Some things are just meant to be together. Like Sushi and Sauvignon Blanc.
The crayfish season is open along the Cape coast, so why not use this delicacy to make beautiful little rolls and serve them as appetizers with big beautifully-chilled glasses of Leopard’s Leap Sauvignon Blanc? You will delight your guests!
But do you feel intimidated by the idea of making your own sushi? Don’t! Follow our step by step recipe below and if you really feel inspired, remember to book for our Seamless Sushi #CookingClasses on 6 or 21 January.
Crayfish California Rolls Recipe
Makes 12 pieces
500 ml sticky rice, cooked
Meat of 2 crayfish tails
1 packet Nori (seaweed sheet)
1 cucumber, thinly sliced into strips
1 avo, sliced
Kikkoman Soya sauce, for dipping
Chopsticks for serving
Cover a makisu (sushi rolling mat) with plastic wrap.

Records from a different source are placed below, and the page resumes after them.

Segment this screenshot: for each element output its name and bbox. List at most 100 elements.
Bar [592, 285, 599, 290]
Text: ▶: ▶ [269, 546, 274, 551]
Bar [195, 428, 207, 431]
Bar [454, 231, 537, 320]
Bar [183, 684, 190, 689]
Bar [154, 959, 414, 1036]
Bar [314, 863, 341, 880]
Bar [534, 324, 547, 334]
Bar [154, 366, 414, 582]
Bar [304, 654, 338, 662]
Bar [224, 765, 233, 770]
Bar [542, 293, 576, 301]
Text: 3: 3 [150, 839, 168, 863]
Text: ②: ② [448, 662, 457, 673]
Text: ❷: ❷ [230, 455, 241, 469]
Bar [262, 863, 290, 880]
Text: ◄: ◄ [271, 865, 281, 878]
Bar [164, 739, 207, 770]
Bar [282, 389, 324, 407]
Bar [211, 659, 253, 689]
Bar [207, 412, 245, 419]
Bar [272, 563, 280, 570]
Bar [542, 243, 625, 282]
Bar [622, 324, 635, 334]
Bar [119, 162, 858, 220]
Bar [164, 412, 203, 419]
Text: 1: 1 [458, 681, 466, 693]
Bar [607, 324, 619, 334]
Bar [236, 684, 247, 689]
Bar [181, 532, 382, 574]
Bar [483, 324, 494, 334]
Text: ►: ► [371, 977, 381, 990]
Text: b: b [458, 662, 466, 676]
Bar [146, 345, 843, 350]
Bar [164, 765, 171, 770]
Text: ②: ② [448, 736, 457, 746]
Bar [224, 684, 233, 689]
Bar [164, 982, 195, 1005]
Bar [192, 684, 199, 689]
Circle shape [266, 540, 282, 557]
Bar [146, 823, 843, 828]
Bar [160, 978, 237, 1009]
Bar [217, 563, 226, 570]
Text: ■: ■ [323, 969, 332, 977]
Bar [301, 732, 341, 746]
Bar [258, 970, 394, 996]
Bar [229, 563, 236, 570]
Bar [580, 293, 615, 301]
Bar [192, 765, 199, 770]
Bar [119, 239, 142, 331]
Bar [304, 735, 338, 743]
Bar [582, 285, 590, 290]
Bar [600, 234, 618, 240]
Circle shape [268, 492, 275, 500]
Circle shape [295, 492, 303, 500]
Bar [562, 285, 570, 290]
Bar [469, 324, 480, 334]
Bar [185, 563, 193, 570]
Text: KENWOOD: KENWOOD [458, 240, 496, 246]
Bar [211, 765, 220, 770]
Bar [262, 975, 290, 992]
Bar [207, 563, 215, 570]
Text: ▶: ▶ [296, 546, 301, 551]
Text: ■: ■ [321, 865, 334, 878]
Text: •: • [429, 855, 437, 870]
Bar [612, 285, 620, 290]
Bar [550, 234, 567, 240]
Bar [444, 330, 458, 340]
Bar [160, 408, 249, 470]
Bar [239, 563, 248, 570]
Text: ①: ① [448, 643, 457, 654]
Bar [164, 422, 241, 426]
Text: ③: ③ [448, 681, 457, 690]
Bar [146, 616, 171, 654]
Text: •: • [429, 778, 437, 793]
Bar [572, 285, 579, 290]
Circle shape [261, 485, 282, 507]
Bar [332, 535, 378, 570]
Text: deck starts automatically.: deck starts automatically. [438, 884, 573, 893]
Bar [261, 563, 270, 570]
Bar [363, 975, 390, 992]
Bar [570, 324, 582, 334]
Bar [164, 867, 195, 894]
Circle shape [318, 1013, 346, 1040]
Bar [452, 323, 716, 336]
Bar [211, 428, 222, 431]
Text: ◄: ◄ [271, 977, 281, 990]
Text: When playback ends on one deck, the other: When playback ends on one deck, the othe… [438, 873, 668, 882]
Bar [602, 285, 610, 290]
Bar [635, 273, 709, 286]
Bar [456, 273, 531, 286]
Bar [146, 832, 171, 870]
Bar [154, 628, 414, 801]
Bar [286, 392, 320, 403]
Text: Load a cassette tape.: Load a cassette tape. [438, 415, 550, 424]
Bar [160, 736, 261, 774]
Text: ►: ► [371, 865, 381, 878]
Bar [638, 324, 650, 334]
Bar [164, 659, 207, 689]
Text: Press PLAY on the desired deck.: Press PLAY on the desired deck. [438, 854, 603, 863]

Place half of a sheet of the seaweed over the plastic on the mat.
Place a handful of rice across the seaweed and spread it evenly.
Turn it around so that the seaweed faces upwards.

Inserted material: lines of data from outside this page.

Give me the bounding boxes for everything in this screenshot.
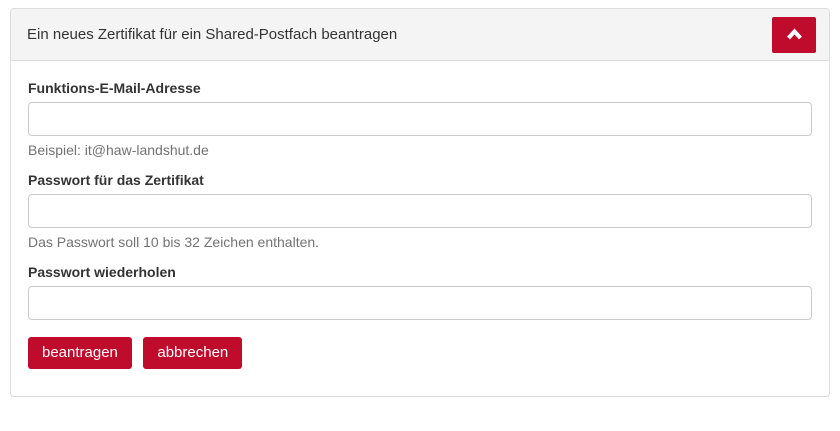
field-group-password: Passwort für das Zertifikat Das Passwort… (28, 172, 812, 250)
button-row: beantragen abbrechen (28, 337, 812, 369)
password-input[interactable] (28, 194, 812, 228)
email-input[interactable] (28, 102, 812, 136)
submit-button[interactable]: beantragen (28, 337, 132, 369)
cancel-button[interactable]: abbrechen (143, 337, 243, 369)
panel-header: Ein neues Zertifikat für ein Shared-Post… (11, 9, 829, 61)
collapse-button[interactable] (772, 16, 816, 53)
password-label: Passwort für das Zertifikat (28, 172, 204, 188)
chevron-up-icon (786, 28, 803, 41)
email-label: Funktions-E-Mail-Adresse (28, 80, 201, 96)
panel-title: Ein neues Zertifikat für ein Shared-Post… (27, 26, 398, 43)
password-help-text: Das Passwort soll 10 bis 32 Zeichen enth… (28, 234, 320, 250)
panel-body: Funktions-E-Mail-Adresse Beispiel: it@ha… (11, 61, 829, 396)
certificate-request-panel: Ein neues Zertifikat für ein Shared-Post… (10, 8, 830, 397)
password-repeat-input[interactable] (28, 286, 812, 320)
field-group-password-repeat: Passwort wiederholen (28, 264, 812, 320)
password-repeat-label: Passwort wiederholen (28, 264, 176, 280)
field-group-email: Funktions-E-Mail-Adresse Beispiel: it@ha… (28, 80, 812, 158)
email-help-text: Beispiel: it@haw-landshut.de (28, 142, 209, 158)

Place a thin layer of crayfish meat in the centre of the seaweed.
Spread the strips of cucumber and avo onto the crayfish meat.

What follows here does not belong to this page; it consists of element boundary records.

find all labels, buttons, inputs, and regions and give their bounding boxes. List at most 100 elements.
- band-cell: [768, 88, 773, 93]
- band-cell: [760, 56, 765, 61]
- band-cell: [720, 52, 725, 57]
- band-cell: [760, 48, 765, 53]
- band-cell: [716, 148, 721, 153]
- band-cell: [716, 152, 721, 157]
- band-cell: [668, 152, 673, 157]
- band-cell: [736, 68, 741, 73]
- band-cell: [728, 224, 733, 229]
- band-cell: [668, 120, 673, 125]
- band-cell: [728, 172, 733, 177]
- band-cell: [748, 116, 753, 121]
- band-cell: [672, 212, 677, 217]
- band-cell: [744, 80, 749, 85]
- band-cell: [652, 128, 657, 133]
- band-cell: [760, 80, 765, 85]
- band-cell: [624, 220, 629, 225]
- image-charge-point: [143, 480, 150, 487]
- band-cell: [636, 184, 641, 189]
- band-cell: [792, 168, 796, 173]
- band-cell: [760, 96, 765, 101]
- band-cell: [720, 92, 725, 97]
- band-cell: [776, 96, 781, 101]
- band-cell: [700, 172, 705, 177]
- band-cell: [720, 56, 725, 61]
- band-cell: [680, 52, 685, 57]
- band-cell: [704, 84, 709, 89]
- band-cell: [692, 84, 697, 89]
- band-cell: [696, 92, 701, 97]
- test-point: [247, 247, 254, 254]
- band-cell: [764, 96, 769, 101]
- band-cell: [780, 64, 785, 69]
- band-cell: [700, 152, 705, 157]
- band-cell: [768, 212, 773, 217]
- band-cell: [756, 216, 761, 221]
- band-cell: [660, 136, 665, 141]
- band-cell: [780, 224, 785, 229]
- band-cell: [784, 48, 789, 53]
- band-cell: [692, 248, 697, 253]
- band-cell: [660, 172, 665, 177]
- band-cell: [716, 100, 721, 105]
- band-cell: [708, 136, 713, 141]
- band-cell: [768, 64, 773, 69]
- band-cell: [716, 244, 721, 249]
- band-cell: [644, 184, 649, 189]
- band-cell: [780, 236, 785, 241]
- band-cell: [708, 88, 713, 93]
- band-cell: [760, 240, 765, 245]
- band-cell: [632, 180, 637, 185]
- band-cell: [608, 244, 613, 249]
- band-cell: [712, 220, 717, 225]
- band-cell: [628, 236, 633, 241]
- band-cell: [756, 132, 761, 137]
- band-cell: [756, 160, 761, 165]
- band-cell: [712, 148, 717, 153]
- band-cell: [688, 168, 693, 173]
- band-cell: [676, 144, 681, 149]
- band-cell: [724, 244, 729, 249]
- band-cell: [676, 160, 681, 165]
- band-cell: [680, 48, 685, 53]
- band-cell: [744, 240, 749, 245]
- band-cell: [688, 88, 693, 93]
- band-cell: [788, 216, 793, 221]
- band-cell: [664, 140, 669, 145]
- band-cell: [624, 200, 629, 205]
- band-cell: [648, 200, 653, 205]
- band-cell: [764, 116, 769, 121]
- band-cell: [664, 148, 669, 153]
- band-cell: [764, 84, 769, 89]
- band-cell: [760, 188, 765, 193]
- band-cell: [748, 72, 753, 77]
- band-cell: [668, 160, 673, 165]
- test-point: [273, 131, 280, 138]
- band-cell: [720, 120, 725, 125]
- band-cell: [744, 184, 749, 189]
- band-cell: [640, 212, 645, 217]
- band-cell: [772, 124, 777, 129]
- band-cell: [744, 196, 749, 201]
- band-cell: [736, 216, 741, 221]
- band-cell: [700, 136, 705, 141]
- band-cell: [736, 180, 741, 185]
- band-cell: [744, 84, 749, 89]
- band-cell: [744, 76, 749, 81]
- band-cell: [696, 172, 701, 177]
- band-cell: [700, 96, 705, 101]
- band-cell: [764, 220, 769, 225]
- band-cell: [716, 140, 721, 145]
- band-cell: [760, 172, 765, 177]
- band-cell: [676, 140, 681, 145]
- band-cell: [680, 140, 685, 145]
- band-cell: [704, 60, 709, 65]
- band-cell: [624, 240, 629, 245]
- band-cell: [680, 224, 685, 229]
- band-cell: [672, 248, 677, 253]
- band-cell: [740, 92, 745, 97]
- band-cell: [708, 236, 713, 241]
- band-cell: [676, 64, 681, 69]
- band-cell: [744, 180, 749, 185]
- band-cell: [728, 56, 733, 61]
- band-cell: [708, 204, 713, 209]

Squeeze Japanese mayo down the side of the filling.
Start rolling from the bottom, using the bamboo mat to handle the rice sheet.
Once rolled, press firmly to ensure the rice forms a long roll and the filling is tightly pressed.
Roll the roll (!) in sesame seeds, then slice into pieces.
Serve with soy sauce, wasabi and pickled ginger – and of course that glass of Leopard’s Leap Sauvignon Blanc!